Tot slot het brandveilig werken conform de NEN 6050
Deze norm is ontstaan vanuit de uitvoerende dakensector. Door het optimaliseren van het ontwerp en de detaillering van platte daken is de kans op het ontstaan van branden waarbij de brander wordt gebruikt, beperkt. De brander blijft op het dak waarbij dakopstanden, dakdoorbrekingen en overkragende bouwdelen en brandbaar stof en vuil in kieren en holle ruimten niet in aanraking mogen komen met open vuur. Bij opstanden en dakranden moet de brandgevaarlijke ondergrond eerst afgeschermd worden tegen indringing van vlammen en vonken. Dit geldt ook voor dakdoorbrekingen en dakdoorvoeren, waarbij een brandveilige zone wordt aangegeven. Bij opgaand werk is een 75 cm. vrije zone bedacht. Ondergronden die bestaan uit beton mogen wel worden voorzien van materialen die aangebracht worden met de brander.
Als aanvulling is in de Vakrichtlijn gesloten dakbedekkingssystemen 2018 is de volgende tekst opgenomen: bij gootconstructies die onder waterkerende dakbedekkingssystemen zijn afgewerkt en op dakkapellen niet met open vuur werken.

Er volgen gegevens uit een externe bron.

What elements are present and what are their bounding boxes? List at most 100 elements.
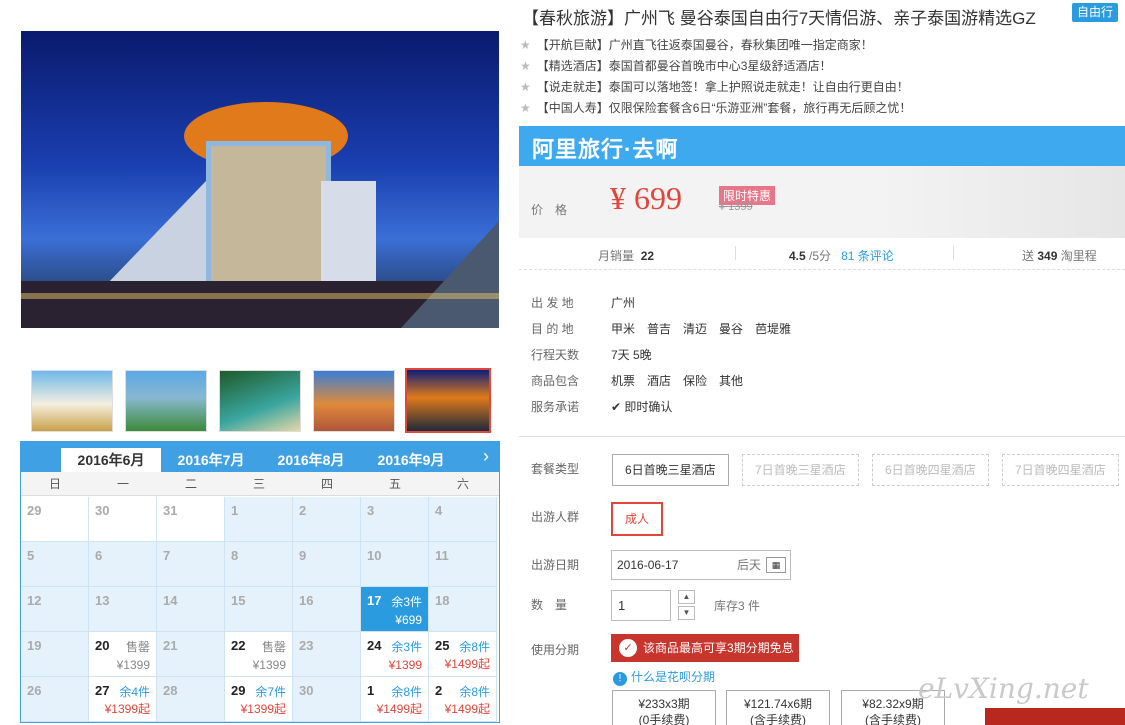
stock-status: 余8件 — [459, 640, 490, 654]
rating-value: 4.5 — [789, 249, 806, 263]
calendar-day-cell[interactable]: 27 余4件 ¥1399起 — [89, 677, 157, 722]
day-number: 21 — [163, 638, 178, 653]
day-number: 6 — [95, 548, 103, 563]
calendar-day-cell[interactable]: 22 售罄 ¥1399 — [225, 632, 293, 677]
detail-label: 商品包含 — [531, 374, 580, 388]
calendar-day-cell[interactable]: 17 余3件 ¥699 — [361, 587, 429, 632]
huabei-link[interactable]: ! 什么是花呗分期 — [613, 668, 715, 686]
day-number: 3 — [367, 503, 375, 518]
highlight-4: ★ 【中国人寿】仅限保险套餐含6日“乐游亚洲”套餐，旅行再无后顾之忧！ — [520, 99, 911, 116]
highlight-3: ★ 【说走就走】泰国可以落地签！拿上护照说走就走！让自由行更自由！ — [520, 78, 909, 95]
package-option-3[interactable]: 6日首晚四星酒店 — [872, 454, 989, 486]
day-number: 13 — [95, 593, 110, 608]
detail-includes: 商品包含 — [531, 372, 579, 389]
day-price: ¥1399起 — [240, 702, 286, 716]
calendar-day-cell: 26 — [21, 677, 89, 722]
day-number: 8 — [231, 548, 239, 563]
main-product-image[interactable] — [21, 31, 499, 328]
package-option-2[interactable]: 7日首晚三星酒店 — [742, 454, 859, 486]
calendar-day-cell: 19 — [21, 632, 89, 677]
detail-departure: 出 发 地 — [531, 294, 574, 311]
highlight-text: 【说走就走】泰国可以落地签！拿上护照说走就走！让自由行更自由！ — [536, 80, 909, 94]
calendar-day-cell: 30 — [89, 497, 157, 542]
points: 送 349 淘里程 — [1022, 247, 1097, 264]
day-price: ¥1399起 — [104, 702, 150, 716]
day-number: 12 — [27, 593, 42, 608]
calendar-day-cell: 2 — [293, 497, 361, 542]
thumbnail-4[interactable] — [313, 370, 395, 432]
bottom-red-element[interactable] — [985, 708, 1125, 725]
day-number: 10 — [367, 548, 382, 563]
installment-plan-3[interactable]: ¥233x3期 (0手续费) — [612, 690, 716, 725]
calendar-tab-month-1[interactable]: 2016年6月 — [61, 448, 161, 472]
calendar-day-cell[interactable]: 2 余8件 ¥1499起 — [429, 677, 497, 722]
thumbnail-2[interactable] — [125, 370, 207, 432]
thumbnail-1[interactable] — [31, 370, 113, 432]
price-calendar: 2016年6月 2016年7月 2016年8月 2016年9月 › 日 一 二 … — [20, 441, 500, 723]
installment-label: 使用分期 — [531, 643, 580, 657]
calendar-tab-month-3[interactable]: 2016年8月 — [261, 448, 361, 472]
day-number: 4 — [435, 503, 443, 518]
chevron-down-icon[interactable]: ▼ — [678, 606, 695, 620]
points-value: 349 — [1037, 249, 1058, 263]
weekday-sun: 日 — [48, 477, 61, 491]
calendar-day-cell[interactable]: 29 余7件 ¥1399起 — [225, 677, 293, 722]
detail-service: 服务承诺 — [531, 398, 579, 415]
monthly-sales: 月销量 22 — [598, 247, 654, 264]
calendar-day-cell: 5 — [21, 542, 89, 587]
calendar-day-cell[interactable]: 25 余8件 ¥1499起 — [429, 632, 497, 677]
chevron-up-icon[interactable]: ▲ — [678, 590, 695, 604]
highlight-1: ★ 【开航巨献】广州直飞往返泰国曼谷，春秋集团唯一指定商家！ — [520, 36, 873, 53]
alitrip-logo-text: 阿里旅行·去啊 — [532, 137, 679, 162]
calendar-day-cell[interactable]: 20 售罄 ¥1399 — [89, 632, 157, 677]
day-price: ¥1499起 — [444, 657, 490, 671]
calendar-tab-month-2[interactable]: 2016年7月 — [161, 448, 261, 472]
monthly-sales-label: 月销量 — [598, 249, 635, 263]
thumbnail-5-selected[interactable] — [405, 368, 491, 433]
calendar-day-cell: 30 — [293, 677, 361, 722]
reviews-link[interactable]: 81 条评论 — [841, 249, 894, 263]
highlight-text: 【中国人寿】仅限保险套餐含6日“乐游亚洲”套餐，旅行再无后顾之忧！ — [536, 101, 912, 115]
calendar-day-cell[interactable]: 1 余8件 ¥1499起 — [361, 677, 429, 722]
installment-plan-6[interactable]: ¥121.74x6期 (含手续费) — [726, 690, 830, 725]
weekday-row: 日 一 二 三 四 五 六 — [21, 472, 499, 496]
stock-status: 余8件 — [459, 685, 490, 699]
detail-value-service: ✔ 即时确认 — [611, 398, 672, 415]
thumbnail-3[interactable] — [219, 370, 301, 432]
calendar-day-cell: 14 — [157, 587, 225, 632]
day-number: 11 — [435, 548, 449, 563]
plan-fee: (含手续费) — [750, 713, 806, 725]
calendar-icon[interactable]: ▦ — [766, 557, 786, 573]
installment-text: 该商品最高可享3期分期免息 — [643, 641, 794, 655]
stock-status: 售罄 — [125, 640, 150, 654]
day-number: 2 — [299, 503, 307, 518]
people-option-adult[interactable]: 成人 — [611, 502, 663, 536]
day-price: ¥1499起 — [444, 702, 490, 716]
day-number: 28 — [163, 683, 178, 698]
rating: 4.5 /5分 81 条评论 — [789, 247, 894, 264]
day-number: 25 — [435, 638, 450, 653]
calendar-day-cell: 3 — [361, 497, 429, 542]
product-title: 【春秋旅游】广州飞 曼谷泰国自由行7天情侣游、亲子泰国游精选GZ — [522, 9, 1036, 28]
plan-fee: (0手续费) — [638, 713, 690, 725]
day-number: 7 — [163, 548, 171, 563]
quantity-label: 数 量 — [531, 598, 568, 612]
highlight-2: ★ 【精选酒店】泰国首都曼谷首晚市中心3星级舒适酒店！ — [520, 57, 831, 74]
detail-value: 7天 5晚 — [611, 348, 652, 362]
calendar-day-cell: 6 — [89, 542, 157, 587]
installment-button[interactable]: ✓ 该商品最高可享3期分期免息 — [611, 634, 799, 662]
calendar-day-cell: 4 — [429, 497, 497, 542]
package-option-4[interactable]: 7日首晚四星酒店 — [1002, 454, 1119, 486]
calendar-tab-month-4[interactable]: 2016年9月 — [361, 448, 461, 472]
package-option-1[interactable]: 6日首晚三星酒店 — [612, 454, 729, 486]
people-label: 出游人群 — [531, 510, 580, 524]
detail-value: 机票 酒店 保险 其他 — [611, 374, 744, 388]
calendar-day-cell[interactable]: 24 余3件 ¥1399 — [361, 632, 429, 677]
quantity-input[interactable]: 1 — [611, 590, 671, 621]
chevron-right-icon[interactable]: › — [483, 446, 489, 467]
travel-date-input[interactable]: 2016-06-17 后天 ▦ — [611, 550, 791, 580]
divider — [953, 246, 954, 260]
calendar-day-cell: 23 — [293, 632, 361, 677]
stock-status: 余3件 — [391, 640, 422, 654]
detail-destination: 目 的 地 — [531, 320, 574, 337]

Het vaststellen van de norm heeft overigens ook geleid tot de versnelde ontwikkeling van zelfklevende bitumen dakbanen en materialen voor afscherming van de dakrand en opgaand werk. Ook heeft deze norm geleid tot de ontwikkeling van ander soortige gasbranders en het meer toepassen van hete lucht gereedschap. Er zijn na het verschijnen van de norm meerdere onderzoeken gedaan naar het combineren van ander soortige zelfklevende materialen op bestaande bitumen dakbanen. Ook de afwerkingen van bijvoorbeeld onverzadigde gewapende polyesters op verschillende bitumen fabricaten zijn als oplossing voor brandvrij werken onderzocht. Nog steeds ervaart de dakdekker dat onder minder goede weersomstandigheden een duurzame waterdichte verwerking van een zelfklevend bitumen systeem moeilijker duurzaam te realiseren is. Derhalve blijft de discussie overeind inzake de maatregelen voor brandveilig werken. Bijkomend voordeel voor de uitvoerende bedrijven: langdurige drogere periodes worden omvangrijker en de gemiddelde natte en koude periode vanwege de verandering van ons milieu zeldzamer!